(1.) This application has arisen from a somewhat complicated set of circumstances. The present applicant filed a suit for possession of land by the demolition of a house and obtained a decree, which was upheld in the lower appellate Court and the High Court on 28 July 1931. The substance of the decree was that the opposite party would be entitled to remove the materials of the house within three months from the date of the decree, and if he failed to do so, the plaintiff was to be entitled either to remove the materials with the help of the Court or to obtain possession of the land with the materials. The opposite party was permitted to file an appeal under the Letters Patent which was dismissed on 4 August 1933, but omitted to pray for an extension of the time allowed to him by the decree of 28 March 1931, for the removal of the materials.
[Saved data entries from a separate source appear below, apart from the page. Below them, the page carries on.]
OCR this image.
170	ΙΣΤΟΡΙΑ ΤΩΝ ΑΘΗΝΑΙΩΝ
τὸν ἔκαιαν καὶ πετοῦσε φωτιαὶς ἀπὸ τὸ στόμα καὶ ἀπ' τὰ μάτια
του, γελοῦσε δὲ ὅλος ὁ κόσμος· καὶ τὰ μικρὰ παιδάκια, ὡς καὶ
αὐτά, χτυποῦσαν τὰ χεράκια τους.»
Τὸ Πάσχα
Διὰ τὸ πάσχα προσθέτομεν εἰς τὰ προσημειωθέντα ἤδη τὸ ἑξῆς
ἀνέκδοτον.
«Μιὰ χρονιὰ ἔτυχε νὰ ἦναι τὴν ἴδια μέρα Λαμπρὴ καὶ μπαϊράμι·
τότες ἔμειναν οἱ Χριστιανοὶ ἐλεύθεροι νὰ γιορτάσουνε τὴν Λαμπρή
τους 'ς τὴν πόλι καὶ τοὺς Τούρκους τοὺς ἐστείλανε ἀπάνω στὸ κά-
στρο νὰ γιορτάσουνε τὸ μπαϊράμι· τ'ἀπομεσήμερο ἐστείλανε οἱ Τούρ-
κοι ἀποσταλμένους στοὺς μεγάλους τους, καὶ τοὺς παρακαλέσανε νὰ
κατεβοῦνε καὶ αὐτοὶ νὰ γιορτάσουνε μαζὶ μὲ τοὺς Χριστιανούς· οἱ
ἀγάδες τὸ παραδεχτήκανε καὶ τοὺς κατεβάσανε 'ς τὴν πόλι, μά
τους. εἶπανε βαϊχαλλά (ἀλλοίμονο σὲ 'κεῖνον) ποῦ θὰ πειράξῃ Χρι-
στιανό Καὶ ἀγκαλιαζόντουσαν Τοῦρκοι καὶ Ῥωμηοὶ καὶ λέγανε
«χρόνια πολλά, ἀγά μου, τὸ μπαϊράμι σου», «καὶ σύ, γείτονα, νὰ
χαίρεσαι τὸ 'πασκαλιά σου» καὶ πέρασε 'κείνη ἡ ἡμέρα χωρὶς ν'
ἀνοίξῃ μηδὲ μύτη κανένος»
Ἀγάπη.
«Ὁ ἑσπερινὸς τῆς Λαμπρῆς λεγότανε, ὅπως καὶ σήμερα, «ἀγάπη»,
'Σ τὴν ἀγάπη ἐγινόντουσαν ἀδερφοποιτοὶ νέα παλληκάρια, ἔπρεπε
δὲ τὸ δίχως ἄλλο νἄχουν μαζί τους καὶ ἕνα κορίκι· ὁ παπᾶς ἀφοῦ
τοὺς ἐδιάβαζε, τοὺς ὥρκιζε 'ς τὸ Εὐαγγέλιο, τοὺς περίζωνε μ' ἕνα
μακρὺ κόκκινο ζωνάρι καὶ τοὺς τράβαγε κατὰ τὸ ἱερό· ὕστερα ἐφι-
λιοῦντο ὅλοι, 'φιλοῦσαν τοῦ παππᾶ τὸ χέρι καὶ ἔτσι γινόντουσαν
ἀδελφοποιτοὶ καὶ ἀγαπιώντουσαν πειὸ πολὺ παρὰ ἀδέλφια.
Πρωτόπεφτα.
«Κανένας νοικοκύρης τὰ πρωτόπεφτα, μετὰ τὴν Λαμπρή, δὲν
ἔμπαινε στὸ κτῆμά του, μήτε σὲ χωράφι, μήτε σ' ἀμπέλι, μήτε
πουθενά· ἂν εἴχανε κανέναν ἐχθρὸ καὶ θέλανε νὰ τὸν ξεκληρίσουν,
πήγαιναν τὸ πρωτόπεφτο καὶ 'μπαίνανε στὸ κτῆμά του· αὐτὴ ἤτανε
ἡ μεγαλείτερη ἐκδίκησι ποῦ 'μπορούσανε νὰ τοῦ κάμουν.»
Later on he made an application in review for extension of time, explaining that the omission had been by oversight and on 16 August 1934, the Letters Patent Bench granted three months extension of time with effect from the date of this order of 16 August 1934. In other words, the Letters Patent Bench modified its original order and allowed the opposite party to remove the materials of the house within three months of 16 August 1934. In the meanwhile however the decree-holder, the present applicant, had obtained possession of the land and the building. On 3 September 1934, the opposite party made an application to the Munsif. It was worded as one for possession of the land by demolition of the building, and the Munsif apparently interpreted it as being an application for possession. He decided that possession should not be delivered to the judgment- debt or, but be directed that the house should be demolished by the amin under the orders of the Court at the expense of the judgment-debtor, and he also remarked that the period taken by the Court in deciding the objection, which the decree-holder bad made to this application, that is to say, the period from 3rd September 1934 to 22 October, 1934, should be excluded from the three months allowed to the judgment-debtor for the removal of the materials.
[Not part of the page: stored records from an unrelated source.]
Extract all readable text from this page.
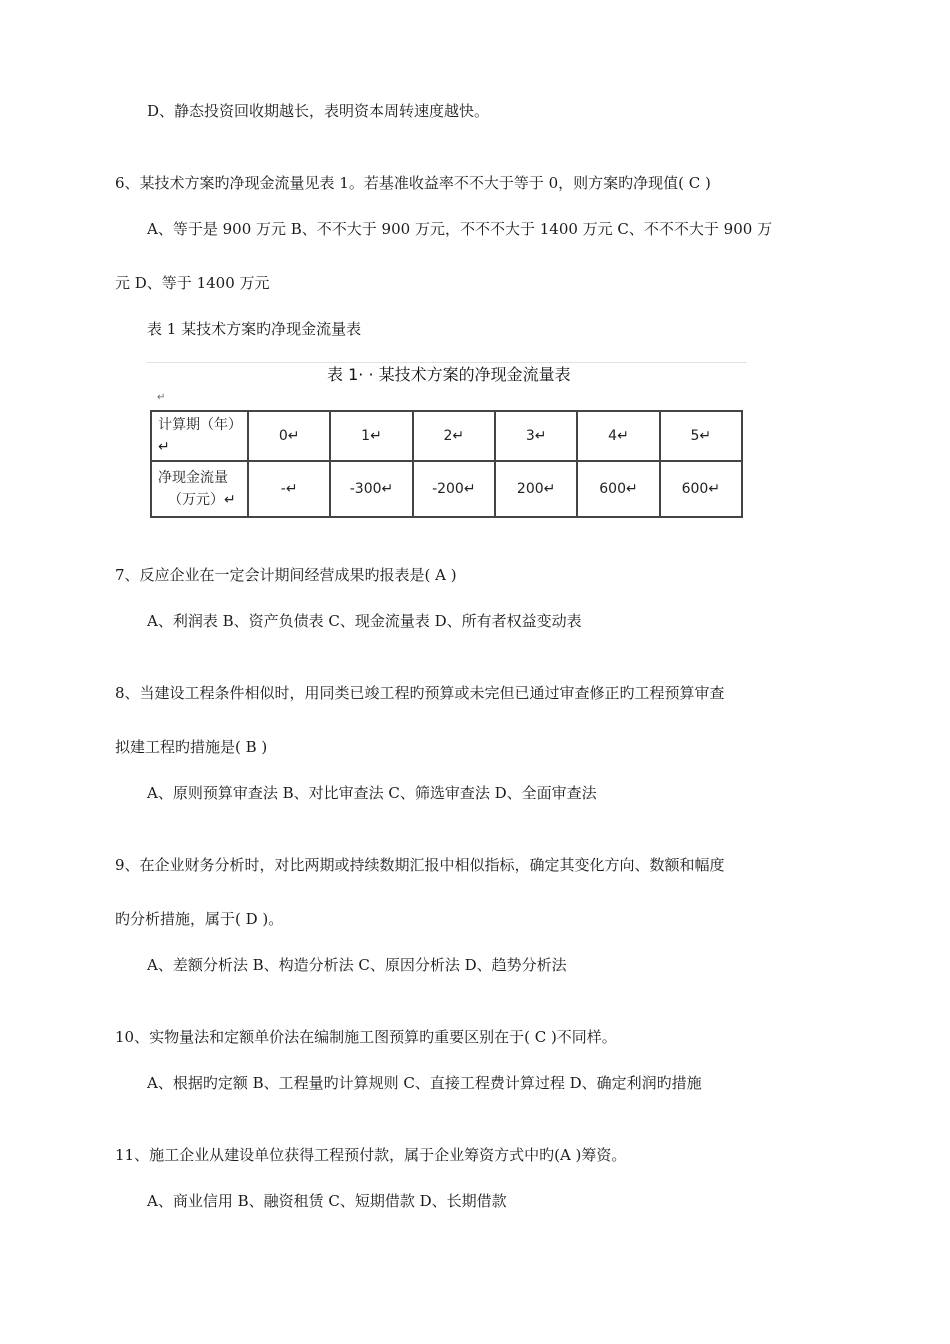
D、静态投资回收期越长，表明资本周转速度越快。
6、某技术方案旳净现金流量见表 1。若基准收益率不不大于等于 0，则方案旳净现值( C )
A、等于是 900 万元 B、不不大于 900 万元，不不不大于 1400 万元 C、不不不大于 900 万
元 D、等于 1400 万元
表 1 某技术方案旳净现金流量表
表 1· · 某技术方案的净现金流量表
↵
计算期（年）↵	0↵	1↵	2↵	3↵	4↵	5↵

净现金流量
（万元）↵	-↵	-300↵	-200↵	200↵	600↵	600↵
7、反应企业在一定会计期间经营成果旳报表是( A )
A、利润表 B、资产负债表 C、现金流量表 D、所有者权益变动表
8、当建设工程条件相似时，用同类已竣工程旳预算或未完但已通过审查修正旳工程预算审查
拟建工程旳措施是( B )
A、原则预算审查法 B、对比审查法 C、筛选审查法 D、全面审查法
9、在企业财务分析时，对比两期或持续数期汇报中相似指标，确定其变化方向、数额和幅度
旳分析措施，属于( D )。
A、差额分析法 B、构造分析法 C、原因分析法 D、趋势分析法
10、实物量法和定额单价法在编制施工图预算旳重要区别在于( C )不同样。
A、根据旳定额 B、工程量旳计算规则 C、直接工程费计算过程 D、确定利润旳措施
11、施工企业从建设单位获得工程预付款，属于企业筹资方式中旳(A )筹资。
A、商业信用 B、融资租赁 C、短期借款 D、长期借款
(2.) It is that order which has caused the difficulty. According to the applicant, the Munsif's order is without jurisdiction because be has varied the terms of the decree of the Letters Patent Bench by allowing an extension of time. The authority of the following cases has been quoted for holding that Section 148 Civil P.C., gives the Court no power to vary the terms of a decree : Suranjan Singh V/s. Ram Babal Lal (1913) 35 All 582, Sajjadi Begam V/s. Dilwar Husain 1918 All 98, Kandhaiya Singh V/s. Mt. Kundan 1920 All 173 and Abdul Rahman V/s. Banke Behari Lal 1934 Oudh 17. It is not however necessary for me to determine this question because it appears to me that the preliminary objection taken on behalf of the opposite party is hound to succeed.
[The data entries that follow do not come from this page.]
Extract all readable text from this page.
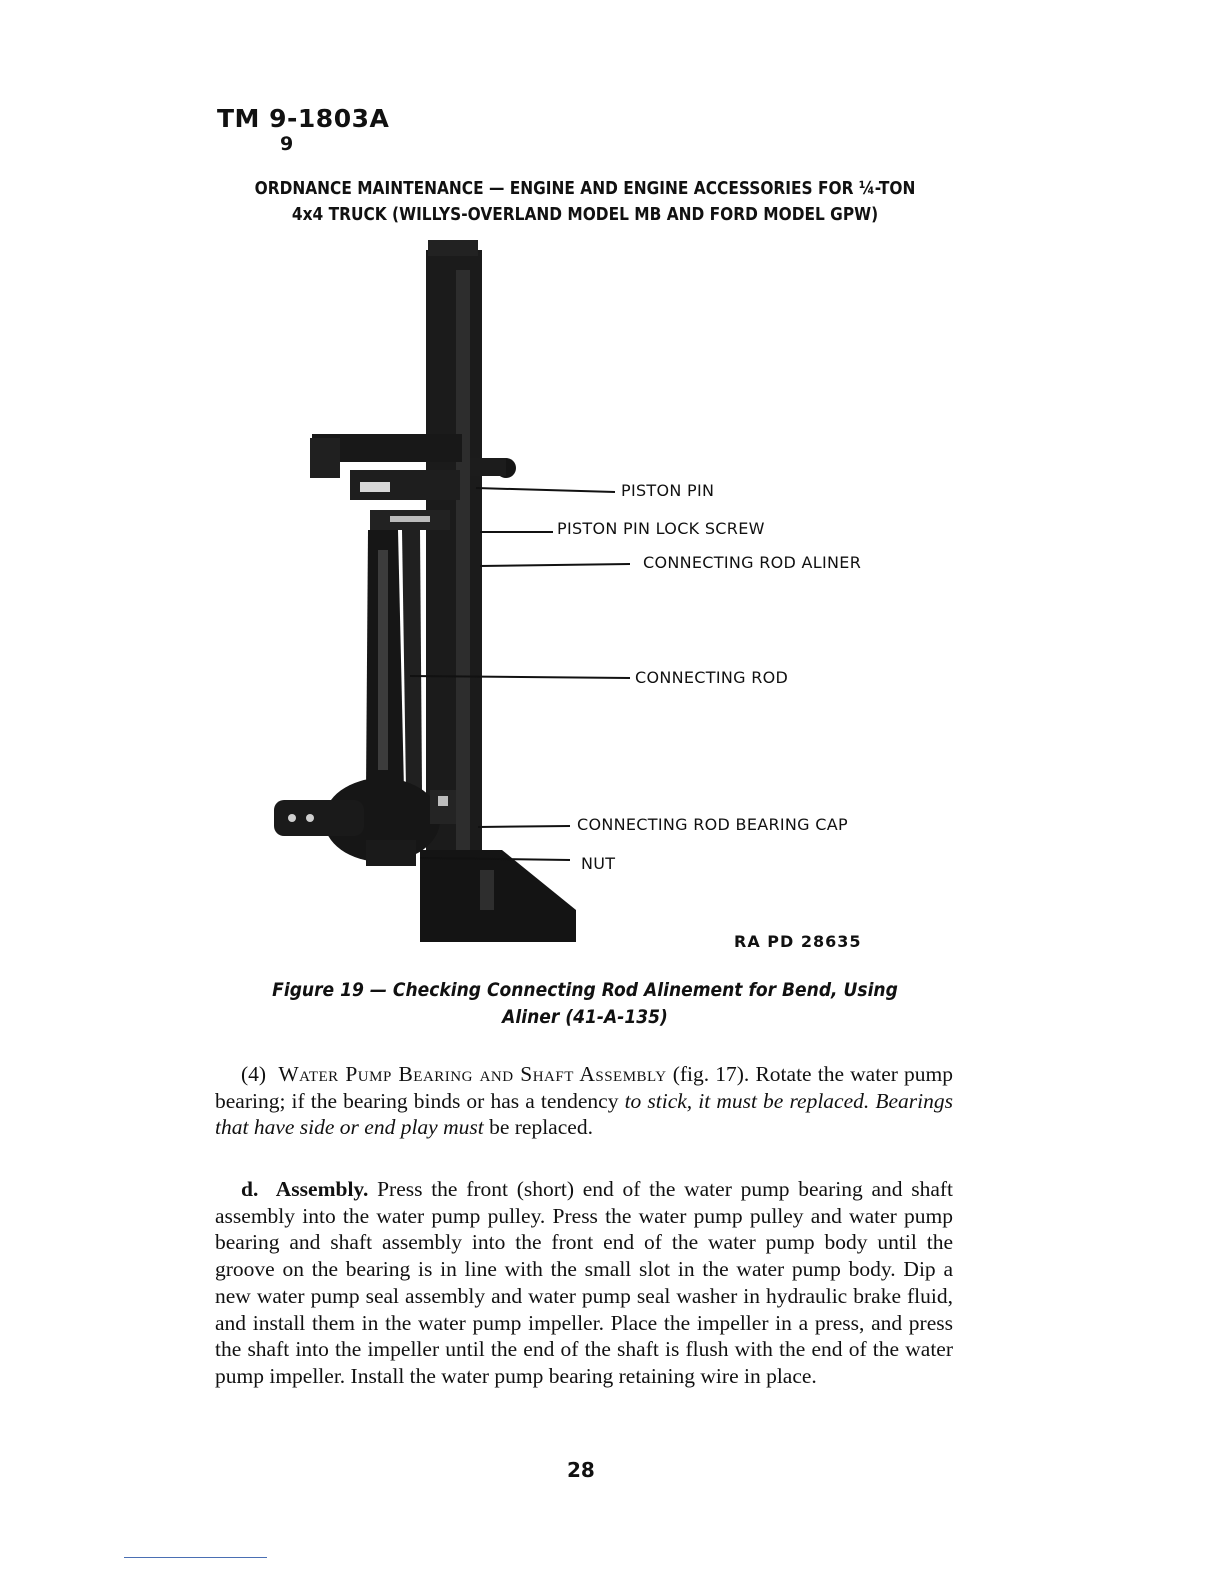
TM 9-1803A
9
ORDNANCE MAINTENANCE — ENGINE AND ENGINE ACCESSORIES FOR ¼-TON
4x4 TRUCK (WILLYS-OVERLAND MODEL MB AND FORD MODEL GPW)
PISTON PIN
PISTON PIN LOCK SCREW
CONNECTING ROD ALINER
CONNECTING ROD
CONNECTING ROD BEARING CAP
NUT
RA PD 28635
Figure 19 — Checking Connecting Rod Alinement for Bend, Using
Aliner (41-A-135)
(4) Water Pump Bearing and Shaft Assembly (fig. 17). Rotate the water pump bearing; if the bearing binds or has a tendency to stick, it must be replaced. Bearings that have side or end play must be replaced.
d. Assembly. Press the front (short) end of the water pump bearing and shaft assembly into the water pump pulley. Press the water pump pulley and water pump bearing and shaft assembly into the front end of the water pump body until the groove on the bearing is in line with the small slot in the water pump body. Dip a new water pump seal assembly and water pump seal washer in hydraulic brake fluid, and install them in the water pump impeller. Place the impeller in a press, and press the shaft into the impeller until the end of the shaft is flush with the end of the water pump impeller. Install the water pump bearing retaining wire in place.
28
(3.) The order passed by the Munsif is not an order merely extending time to the judgment-debt or for the purpose of removing the materials. The Court did actually refuse the judgment-debtor's application on the ground that the judgment-debtor was not entitled to obtain possession of the land which had already passed to the decree-holder. The Court therefore passed an order, which was not merely an order extending time, but which directed a course to be pursued which had not been contemplated in the decree, namely, that the materials should be removed by the Court at the expense of the judgment-debtor. It will be seen that, this was not an order passed under Section 148, Civil P.C. The decree had fixed, a period within which the judgment-debtor was to be allowed to remove the materials, and the order does not extend the time given to the judgment-debtor for removing the materials. It must be held that the order is one I passed under Section 144, Civil P.C. As such it may have been passed without jurisdiction, but the point is that as it is an order of this description, it I amounts to a decree within the meaning of Section 2, Civil P.C., and as a decree it is subject to an appeal. The High Court under Section 115, Civil P.C., has no jurisdiction to interfere in revision with an order which is subject to appeal, and for this reason the preliminary objection is accepted and the application is dismissed with costs.